Several methodological aspects and limitations frame the usage of online conformal testing:

  • Randomization: Classical conformal testing relies on randomized p-values to guarantee uniform marginal behavior and validity, whereas conformal e-testing provides direct evidence accumulation without randomization (Vovk et al., 2020). However, the absence of randomization may complicate strong sequential validity.
  • Adaptivity: Classical test martingales permit adaptivity of the betting function to observed evidence; e-testing procedures typically do not incorporate past outcomes, which may reduce responsiveness to changing conditions.
  • Martingale Decomposition and Model Reduction: Conformal testing is inextricably linked to the deliberate reduction ("forgetting") of data. Rather than working with the full data filtration, conformal methods operate on reduced summaries (e.g., p-values), which is required for effective hypothesis testing in minimally constrained nulls (such as exchangeability) (Vovk, 10 Feb 2024). This perspective is pivotal for unifying conformal testing with more general martingale-based sequential testing methodologies.
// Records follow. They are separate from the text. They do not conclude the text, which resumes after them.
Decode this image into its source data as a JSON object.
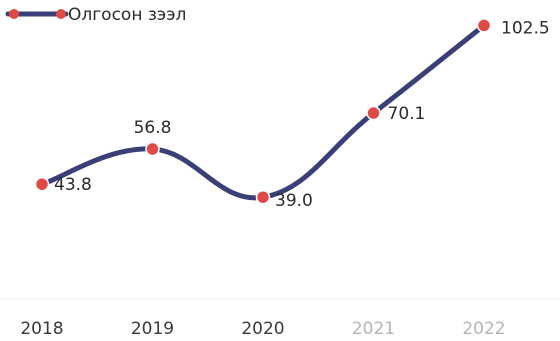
{
  "colors": {
    "line": "#3a3f78",
    "marker_fill": "#e04a45",
    "marker_stroke": "#ffffff",
    "grid": "#f2f2f2"
  },
  "chart_data": {
    "type": "line",
    "categories": [
      "2018",
      "2019",
      "2020",
      "2021",
      "2022"
    ],
    "series": [
      {
        "name": "Олгосон зээл",
        "values": [
          43.8,
          56.8,
          39.0,
          70.1,
          102.5
        ]
      }
    ],
    "data_labels": [
      "43.8",
      "56.8",
      "39.0",
      "70.1",
      "102.5"
    ],
    "faded_categories": [
      "2021",
      "2022"
    ],
    "legend": "top-left",
    "grid": false,
    "smooth": true
  }
}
Future directions highlighted include systematic comparison and optimization of nonconformity measures, extension to more general group-invariant structures, assessment of statistical power versus information reduction, and comprehensive treatment of adversarial or highly nonstationary regimes. The paper of the balance between efficiency and validity, especially under model misspecification and real-world constraints, remains central for advancing online conformal testing.

7. Summary Table: Core Components of Online Conformal Testing

Component Functionality Notable Reference
Conformal Martingale Accumulates evidence for/against null sequentially (Vovk, 2019)
Nonconformity Score Quantifies atypicality for each new observation (Vovk, 2019)
Conformal Transducer Converts scores to p-values (perm.-invariant) (Vovk, 2020)
Randomization Ensures uniformity and sequential validity (Vovk et al., 2020)
e-Testing Accumulates e-values, simplifies randomization (Vovk et al., 2020)
Martingale Decomposition Separates concept and label shift detection (Vovk, 2020)
Validity (Ville's Inequality) Controls type I error via maximal martingale bound (Vovk, 2019)
Efficiency Detection power and response speed (depends on design) (Vovk et al., 2020)

This table encapsulates the main components and their roles within the online conformal testing framework, referencing the primary foundational works.